Desde as primeiras lições nos informam de nossa condição de bicho, da verdade banal de sermos animais como macacos, ratos e milhões de outras espécies mas, logo, explicitam - animal racional, o homem é um animal racional.
Será? - me dizia, hoje pela manhã, um homenzinho em meu ombro esquerdo: será? E tanto bastou para fluírem mil razões a pintar um homem animal emocional como timoneiro da nave conduzida há milênios humanidade afora.
Outra sociedade, mais razoável, emergiria de um animal emocional - a razão resolve problemas, equaciona os desafios, soluciona impasses. Quem explode, agride e se descontrola é a emoção. O animal racional constrói, organiza, classifica, hierarquiza. É o animal emocional que chuta o balde, o pau da barraca e, muitas vezes, quem estiver por perto.

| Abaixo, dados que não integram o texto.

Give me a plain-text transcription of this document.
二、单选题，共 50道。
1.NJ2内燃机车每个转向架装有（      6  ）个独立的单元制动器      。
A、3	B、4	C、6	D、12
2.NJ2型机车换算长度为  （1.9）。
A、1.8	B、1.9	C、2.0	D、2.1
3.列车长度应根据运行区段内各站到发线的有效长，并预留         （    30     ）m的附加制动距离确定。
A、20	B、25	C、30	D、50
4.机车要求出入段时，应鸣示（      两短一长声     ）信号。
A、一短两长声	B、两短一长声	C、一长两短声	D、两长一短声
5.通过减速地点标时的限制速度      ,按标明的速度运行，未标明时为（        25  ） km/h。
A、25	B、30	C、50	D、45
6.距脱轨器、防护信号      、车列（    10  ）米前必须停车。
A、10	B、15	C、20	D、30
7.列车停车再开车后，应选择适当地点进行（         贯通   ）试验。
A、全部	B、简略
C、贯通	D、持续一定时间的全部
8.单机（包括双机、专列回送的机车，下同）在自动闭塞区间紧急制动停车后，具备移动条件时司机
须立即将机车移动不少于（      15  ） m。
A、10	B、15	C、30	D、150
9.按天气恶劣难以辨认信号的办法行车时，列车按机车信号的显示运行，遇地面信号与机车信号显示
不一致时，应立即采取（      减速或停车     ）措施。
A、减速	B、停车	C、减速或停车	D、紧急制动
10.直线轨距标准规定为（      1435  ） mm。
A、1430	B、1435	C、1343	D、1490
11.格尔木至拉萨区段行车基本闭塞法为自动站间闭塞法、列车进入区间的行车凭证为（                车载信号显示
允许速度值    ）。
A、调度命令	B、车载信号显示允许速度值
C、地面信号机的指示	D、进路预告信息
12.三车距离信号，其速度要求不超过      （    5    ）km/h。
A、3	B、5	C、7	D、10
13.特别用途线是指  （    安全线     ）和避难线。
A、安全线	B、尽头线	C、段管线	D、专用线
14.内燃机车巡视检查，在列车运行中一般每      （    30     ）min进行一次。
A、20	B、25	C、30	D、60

Em cada esquina se vende emoção em todo tipo de embalagem, emoções baratas ou caríssimas. A indústria cinematográfica é, em verdade, uma fabulosa fábrica de estimulantes da emoção. O cancioneiro popular de qualquer país parece lidar com tema único, o amor - a emoção fortíssima e fundamental para cada indivíduo, ligada à existência da próxima geração. (Ao adquirir tantos significados, amor acabou quase sem nenhum, mas as letras das canções esclarecem de pronto do que falo).
Oscilava, assim, entre arrazoados e sensações, quando no outro ombro a mulherzinha ponderou se não seria mais sensato e melhor para o coração - onde a sede da emoção? - ver no homem um animal tão racional quanto emocional. Já lhe ia acedendo com um gesto da cabeça quando outro motorista manifestou um súbito transbordamento de testosterona com manobras arriscadas e barulhentas, seguida uma explosão de palavras feias demais para se publicar.